Folky Reggae Party at the Spill

The full moon guided me to the Spill last night. I was greeted by the sound of a Sustainability Studies grad student wailing sweet soulful 90’s pop covers on her guitar in her stocking covered feet. Next I found myself signing a petition not to stop the Northern Gateway Pipeline but to urge Canada to simply take a non-positive, neutral stance. I knew I had arrived at the folky reggae party and when the real ska sound began to play from the crackly PA, I knew that Elk the Moose would be on soon.

Gnarly shredders, folkies, hippy chicks, skankin’ scenesters, and antlers lined the long, bouncing acoustics of the skinny room. With a flick of his wrist, a skiff of the riff, front man Kyle Chivers grounded the scene by playing the more eerie than irie dub jam “Into the Wallows.” “Here’s hopin’ that Babylon will fall right down to the ground,” he cries out, the call ringing down the hall like a loon on a lake. 

 

Chivers is like a Cree Bob Marley, with his guitar strap adorned with a medicine wheel and held together with a pan-African shoelace, he tells us that “humility is key.” The humble will never stumble, so it is unlikely that you’ll catch Kyle talking about his Presidential role within TUNA (Trent University Native Association), or his hour and a half of uniquely blissed out selections on his weekly Trent Radio program The One Drop (Fridays at 7pm on 92.7fm), named after the most famous of Carlton Barrett (of the Wailers) rim shot based reggae drum beats. It has got to be difficult when you have ladies yelling “Go Kyle!” at you.

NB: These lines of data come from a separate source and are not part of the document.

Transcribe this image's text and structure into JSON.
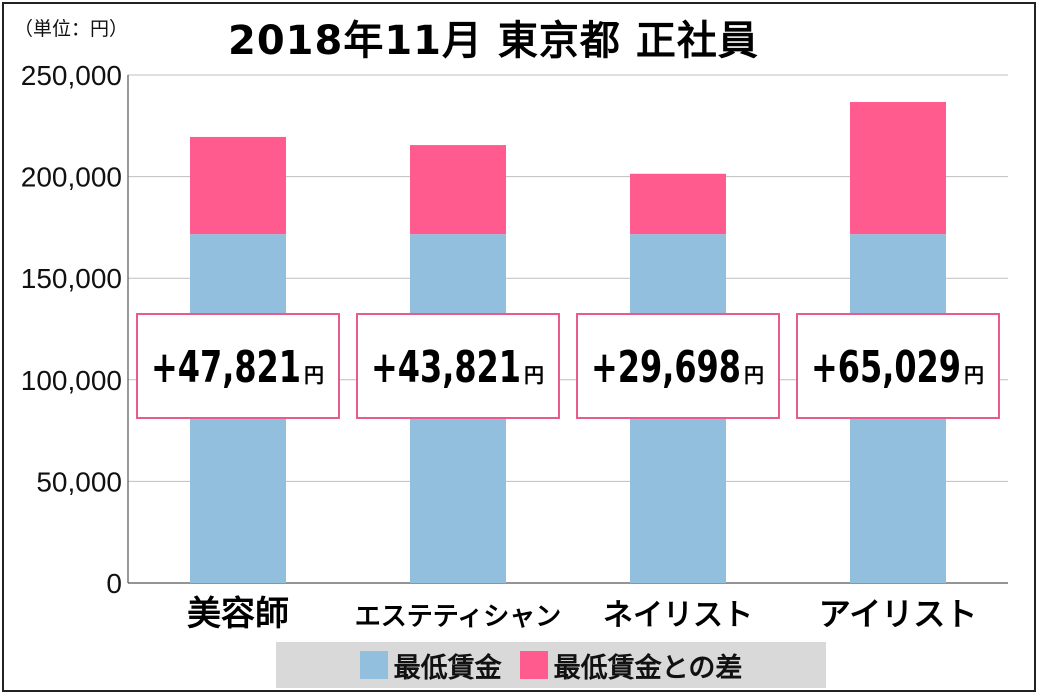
{
  "unit_note": "（単位：円）",
  "colors": {
    "base": "#93bfdf",
    "diff": "#ff5b8f",
    "grid": "#bfbfbf",
    "box_border": "#e95a8d",
    "legend_bg": "#d9d9d9"
  },
  "chart_data": {
    "type": "bar",
    "stacked": true,
    "title": "2018年11月 東京都 正社員",
    "categories": [
      "美容師",
      "エステティシャン",
      "ネイリスト",
      "アイリスト"
    ],
    "series": [
      {
        "name": "最低賃金",
        "values": [
          171692,
          171692,
          171692,
          171692
        ]
      },
      {
        "name": "最低賃金との差",
        "values": [
          47821,
          43821,
          29698,
          65029
        ]
      }
    ],
    "diff_labels": [
      "+47,821",
      "+43,821",
      "+29,698",
      "+65,029"
    ],
    "diff_unit": "円",
    "ylim": [
      0,
      250000
    ],
    "yticks": [
      0,
      50000,
      100000,
      150000,
      200000,
      250000
    ],
    "ytick_labels": [
      "0",
      "50,000",
      "100,000",
      "150,000",
      "200,000",
      "250,000"
    ],
    "grid": true,
    "legend_position": "bottom"
  }
}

The Bob Marley influence became more than a subtle layer to the show when they played the refreshingly rare “She’s Gone” from the man’s songbook to honour his birth. After the band shredded the selection, Kyle gave a sweet little “thanks” to Bob in the end. 

After a drum and bass interlude with some funky ‘wikka wikka wik’ guitar stylings, the reverb was turned up for the scorchin’ “Something I Recognize.” Elk the Moose have material for many moods though: the rhythmic ruminations and gentle guitar licks bring it back down to foreground Kyle’s self reflexive ballads of beauty, pain, sorrow, and sweetness. “There’s a lot of pain to take in this life,” he sings from his heart, not his diaphragm. Within some of these deeply personal songs we find equally deep truths about politics, race, class, colonization, and identity: “Not just a Cree man, not just a white man, not just a Canadian... it’s about the love in my heart.”

 At this point the cut on his finger he got chopping veggies at the Spoon is starting to annoy him so he says “I guess I’ll pick it up a little bit.” He looks like a mighty lion when he wails out “Rebel’s Cry,” and “Rainbow Crow” got everyone who wasn’t already chair groovin’, full on out onto the floor shufflin’, skankin’, weepin’, and a-wailin’ along to the very singable harmonies. The encore needed to mellow everyone out again, so Kyle played a selection from one of his heroes:Mason Jennings. 

 Be sure to keep an eye out for the next Elk the Moose show, and their forthcoming EP. You can listen to the concert on Trent Radio during the Anth co dub-Station, Friday February 17 at 4:00pm.